Structural attacks

This type of attack typically exploits social network structures by using graph matching on network datasets. Many people have accounts through various social networks such as Facebook, Twitter, etc. With structure-based attacks an individual’s network context can be used to identify them even if other identifying information is removed. Even when equipped with advanced anonymisation techniques, the privacy of structural data can suffer from de-anonymisation attacks assuming that adversaries have access to rich auxiliary information from other channels.


Abstractly there is a graph G from which two graphs Gt (for “target”) and Ga (for “auxiliary”) are derived via some stochastic process. There is thus a natural notion of (partial) correspondence between the nodes of Gt and Ga; the goal of de-anonymization is to recover this correspondence.

The stochastic process involved could be as simple as the deletion of random edges. At the other extreme, if we’re considering two entirely different online social networks, say Facebook and LinkedIn, then $ G$ is the underlying social graph of human relationships, and Gt and Ga are generated according to the processes by which users join online social networks, which has no simple algorithmic description.


The privacy-sensitive data closely related to individual behaviour usually contain rich graph structural characteristics. For example, social network data can be modelled as graphs and mobility traces (WiFi contacts, Instant Message contacts) can also be modelled as graph topologies. Even general spatio-temporal data (mobility traces) with the classical (latitude, longitude, timestamp) format can be converted to structural data. The resulting graphs represent entities connected by edges representing relations such as friendship, communication or shared activity, and can be combined for de-anonymisation purposes. Heuristics such as eccentricity, edge directionality, and reverse match receive an entirely new meaning.

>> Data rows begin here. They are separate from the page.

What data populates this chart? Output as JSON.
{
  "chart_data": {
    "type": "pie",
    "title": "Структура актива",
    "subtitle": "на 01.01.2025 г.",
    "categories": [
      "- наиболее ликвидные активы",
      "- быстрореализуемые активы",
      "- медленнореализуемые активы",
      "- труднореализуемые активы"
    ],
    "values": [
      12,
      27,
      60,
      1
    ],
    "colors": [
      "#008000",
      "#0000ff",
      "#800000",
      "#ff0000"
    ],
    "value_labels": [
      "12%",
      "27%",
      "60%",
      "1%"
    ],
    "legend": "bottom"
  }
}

Backstrom designed both active and passive attacks to break the privacy of SN users (leveraging the success of a “sybil” attack before actual anonymised data publication, therefor less practical); Narayanan effectively de-anonymised a Twitter dataset by using a Flickr dataset as auxiliary information based on the inherent cross-site correlations; Nilizadeh exploited the community structure of graphs to de-anonymise social networks; Srivatsa proposed to de-anonymise a set of location traces based on a social network (only suitable for small datasets due to the computational infeasibility of finding a proper land-mark mappings for large datasets); and the Grasshopper technique has a higher de-anonymisation effectiveness than other structural attacks.

Recently, in 2017 a novel blind structure-based de-anonymization attack, which does not require the attacker to have prior information (seeds), saw the light. The method experimentally demonstrated to be robust to data perturbations and claims to significantly outperform state-of-the-art de-anonymization techniques by up to 10× improvement. The method uses multi-hop neighbourhood information, and optimises the process of de-anonymization by exploiting enhanced machine learning techniques.


Several papers have claimed to provide k-anonymity, or variants thereof, for graphs. These have only been evaluated against graphs with a small number of nodes and small average degree, and only consider the threat of adversaries with restricted types of auxiliary information, which does not include global information such as another graph that is structurally related to the target graph.

Differential privacy might offer a potential method to bypass the need for anonymisation. A differentially private dataset (primarily, a sanitised item-item covariance matrix) instead of raw user data could be used, but restricts the class of machine learning algorithms that can be applied, and may require a shift from the “release-and-forget” model to an online privacy-preserving computation model.